Ultimately the patient is the decision maker if she/he is of sound mind, able to understand the issue and weigh the pro of cons of any management; and to be frank this should include non-operative treatment including medication.
For example, I have seen too many people on life-long anticoagulation where they were not given an opportunity to consider the alternative and the implications of the options available. Granted many of them SHOULD be on anticoagulation but (according to patients anyway) too many of these recommendation/decisions were simple fostered onto the patient as a cursory discussion in a hospital ward round or in a 6 minute GP consultation. These treatments, like surgery, are life changing and should be considered and discussed properly on their merits and risks.
In the village scenario, there is always a village head who is there not because of what he can actually do (rather what he promised he can do), a wise person who gives good advice but doesn't have the legal power to do things, a practical minded jack of all trades who sorts things out when asked to but simply does what was asked without questioning why, the person who goes around asking for advice from anyone and everyone until they come across the advice they like.
And yes this is the medical environment we are working in.
When the patient is not competent to make such decisions, particularly in an emergency, then for contentious decisions a surrogate should be sought for to try to replicate the patient's priorities, preferences and perception. This can be their close relatives or friends, but could also be their primary care providers/family physicians/general practitioners.
I hope there are still enough GPs out there in the NHS system where they know many of their 'flock' by name or face, but in the era of convenience, consumerism and group (hence 'shared') practice, I do not dare to have high expectations of this. In previous times, doctors may have known less medicine than what we know now, but they knew their patients more.
If such a GP does not exist, then hopefully a specialist previously treating the patient may step into the gap. She/he may not know the patient as well, but with good clinical practice and well written notes addressing ICE (ideas, concerns, expectations) the clinician can have a good feel of what the patient wants.
And, yes, I am aware that there are many clinician that view "ICE" negatively nowadays but I still value this approach, and wish I was taught this when I was in medical school decades ago.
In normal hospital etiquette, the person on call makes the call, unless another consultant takes over the care of the patient from the person on call. Both may have the patient's interest at heart, but the on-call clinician will be foolish if she/he does not allow an opportunity for the other clinician (who already has a prior therapeutic relationship with this patient) to express their opinion.

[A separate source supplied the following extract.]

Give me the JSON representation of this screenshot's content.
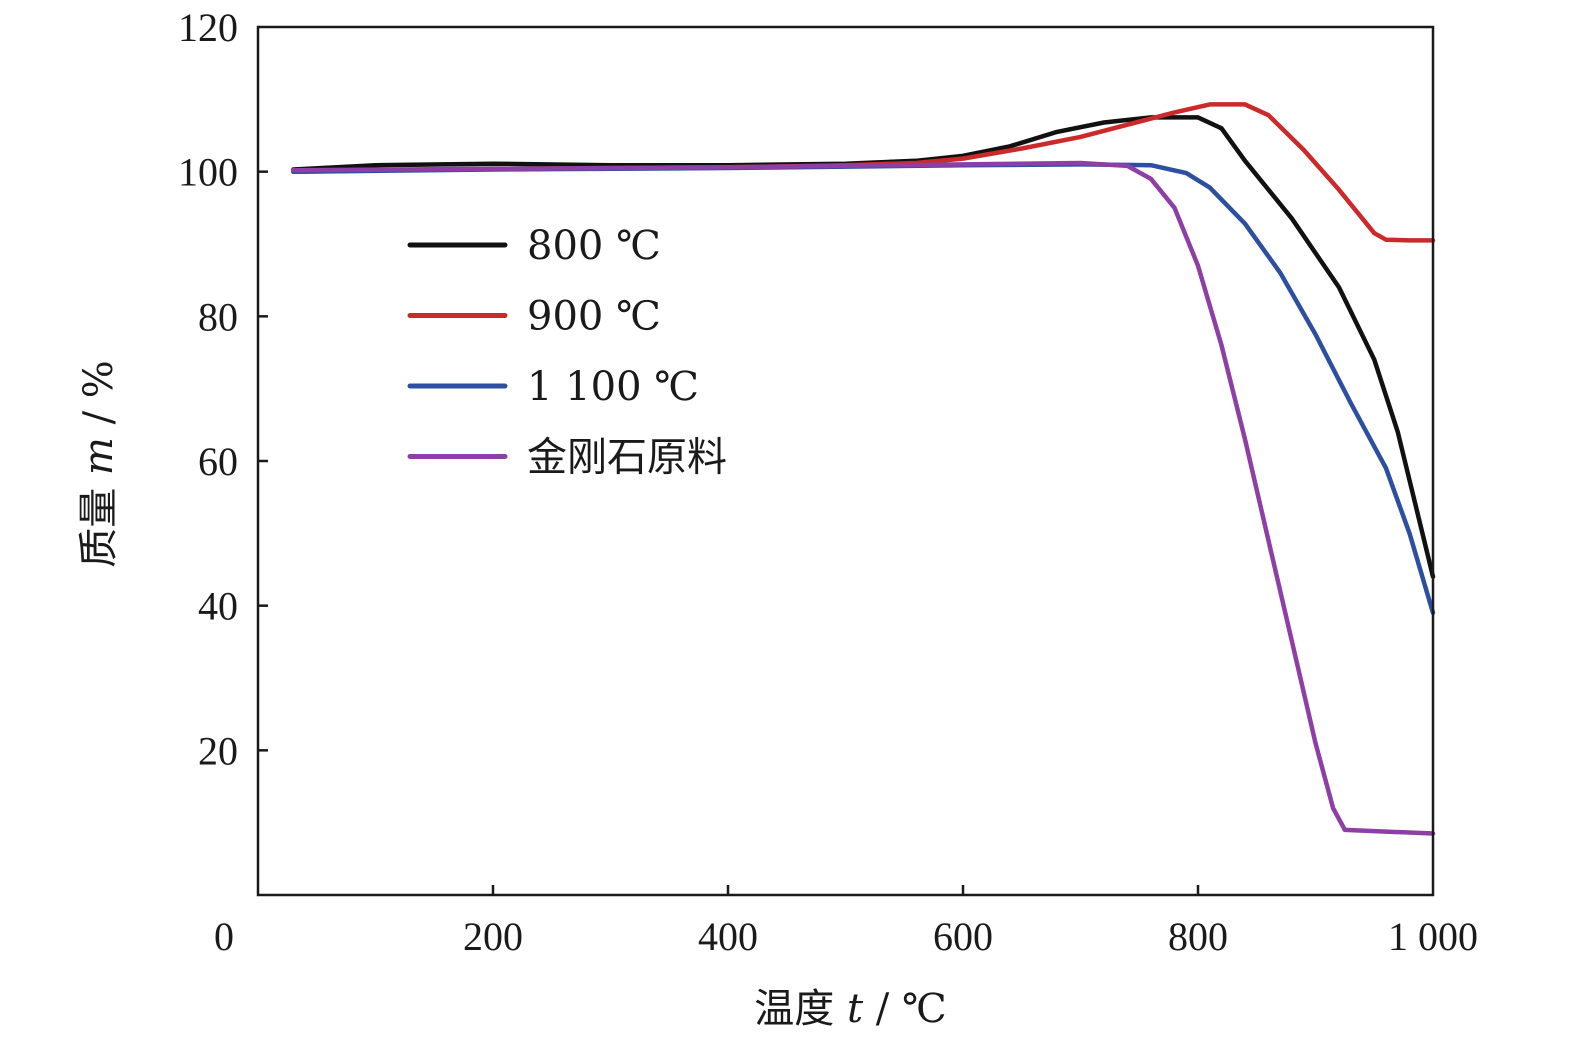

In this particular case, it would have been easily resolved; the on-call surgeon (who advocates surgery) transfers the care of the unconscious patient to the surgeon not on call (who does not advocate surgery) but continues to monitor the condition of this patient regularly until the call is over.
If the situation is reversed, however, then it is far more difficult, particularly when the surgeon not on call is advocating for surgery which the on-call surgeon does not agree with.
Perhaps such conflicts reflect the true nature of medicine, that nothing is always clear cut, and one can make no sweeping assumptions.
Competing interests: No competing interests
Thank you for publishing this piece by Dr Morgan.
There is a trend in calls for “team approach” to the wholistic care of any person, championed not least by the Society to Improve Diagnosis in Medicine. While many of us now practice in multidisciplinary teams and appreciate the innumerable benefits that brings, the “medicolegal buck” needs to stop with someone. This is perhaps more so in the U.S. where “ownership” of patient has payment implications as well as medical ones.
I look forward to the day when genuine “village care” of people Ivan be practiced for the betterment of patient safety and outcome with concurrent stoppage of finger pointing of culture of blame.
Competing interests: I am a doctor looking after patients in U.K.